UK needs ‘a revolution in house building, not peaceful protest’

Modular developer says new start stats show industry timidity is painfully obvious.


The UK needs a “revolution in housebuilding, not a peaceful protest” as latest MHCLG house-building stats show new build starts down 9% year on year with a seasonally adjusted estimate of 36,630.

Earlier this week, the Commons HCLG committee told MHCLG to “get a grip” on progressing the housing target, with the resulting report saying the Ministry had no clear plan to make 300,000-homes-a-year happen and urged the unlocking of potential in  modern methods of construction to boost building.

Joseph Daniels, founder of modular developer Project Etopia, said the UK now needed a revolution in housebuilding, not a peaceful protest.

“With new build starts also 25% down on the pre-crisis peak, the structural problems of the UK’s housing market and the industry’s timid reply are still painfully obvious, even after £10bn of public money has been thrown at it in the form of the Help To Buy scheme.

“For all the talk about the government setting ambitious housing targets, there is still a lack of urgency when it comes to walking the walk, and this has meant starts on new homes are down 9% on both the previous quarter and the same time last year,” said Daniels.

“The rate of progress means Government targets remain only a pipedream, and the people it hurts are the ones desperate to get onto the housing ladder, who are locked out by high prices because the supply is simply not there.

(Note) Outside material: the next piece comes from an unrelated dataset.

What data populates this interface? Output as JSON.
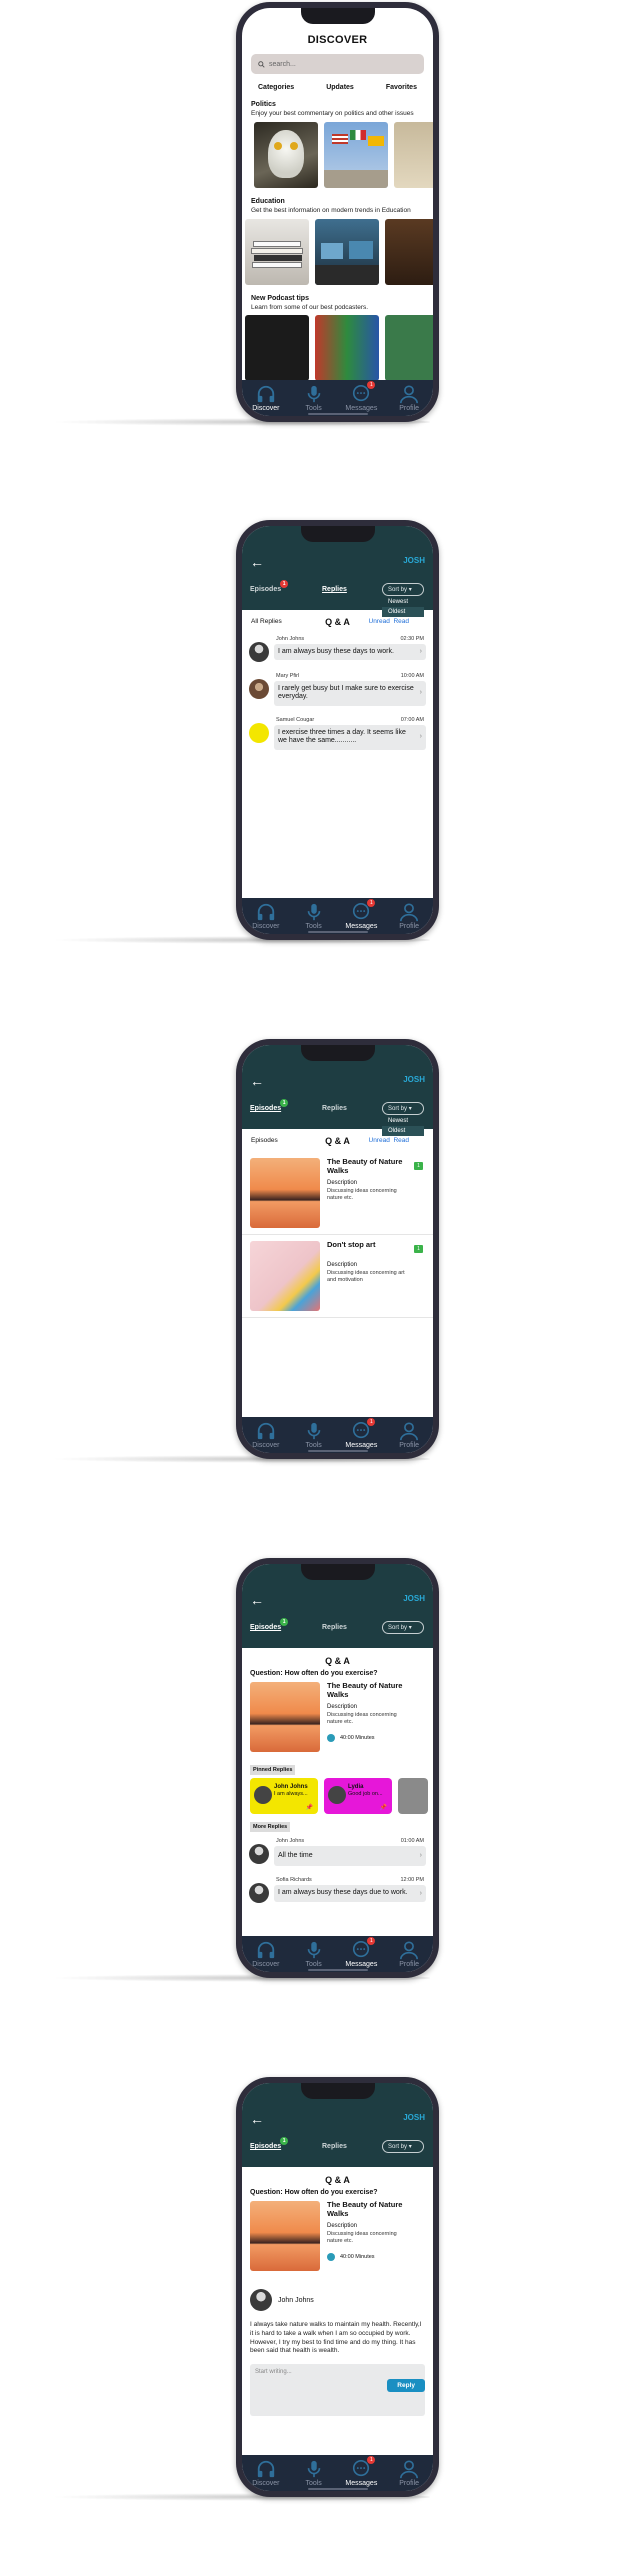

“Housing is in a state of crisis, yet the response has not reflected how high a priority house-building needs to be in the UK.

“Only by turning to modern methods of construction which are much faster than traditional building can we hope to deliver the housing the country desperately needs,” he said.

On a quarterly basis, new build dwelling starts in England were estimated at 36,630 (seasonally adjusted) in the latest quarter, a 9% decrease compared to the previous 3 months and a 9% decrease on a year earlier.

Completions were estimated at 42,870 (seasonally adjusted), a 1% decrease from the previous quarter and 14% higher than a year ago.

Annual new build dwelling starts totalled 162,270 in the year to March 2019, a 1% increase compared with the year to March 2018.

During the same period, completions totalled 169,770 an increase of 6 per cent compared with last year.

Private enterprise new build dwelling starts (seasonally adjusted) in the March quarter 2019 are down by 7% from the previous quarter, and completions are unchanged.

Starts by housing associations are 8% lower compared to the last quarter, and completions are down by 5%.

All starts between January and March 2019 are now 114% above the trough in the March quarter 2009 and 25% below the March quarter 2007 peak.

All completions between January and March 2019 are 71% above the trough in the March quarter 2013 and 11% below the March quarter 2007 peak.

The pipedream theme was picked up by Clive Docwra, Managing Director of leading construction consulting and design agency McBains.

“Government has set a target of building 300,000 homes a year by the mid 2020s, but today’s figures show that this will remain a pipe dream unless measures are implemented to help boost the number of new build starts and completions.

“These figures bear out that construction firms are suffering from uncertainties over Brexit – investors are wary of committing to new projects while the outcome remains unclear, while skills shortages, which are already acute, will bite further unless the industry is able to recruit skilled workers from oversea,” said Docwra.

“The high cost of materials is also impacting on the amount companies can build, and access to finance is often difficult to come by.

“Even though the annual figures show an increase in starts and completions of new homes, these are nowhere near enough to meet the demand for housing. I

“Independent estimates suggest that more than 300,000 new homes need to be build each year until 2031, so today’s figures prove that the housing crisis is still miles away from being solved.”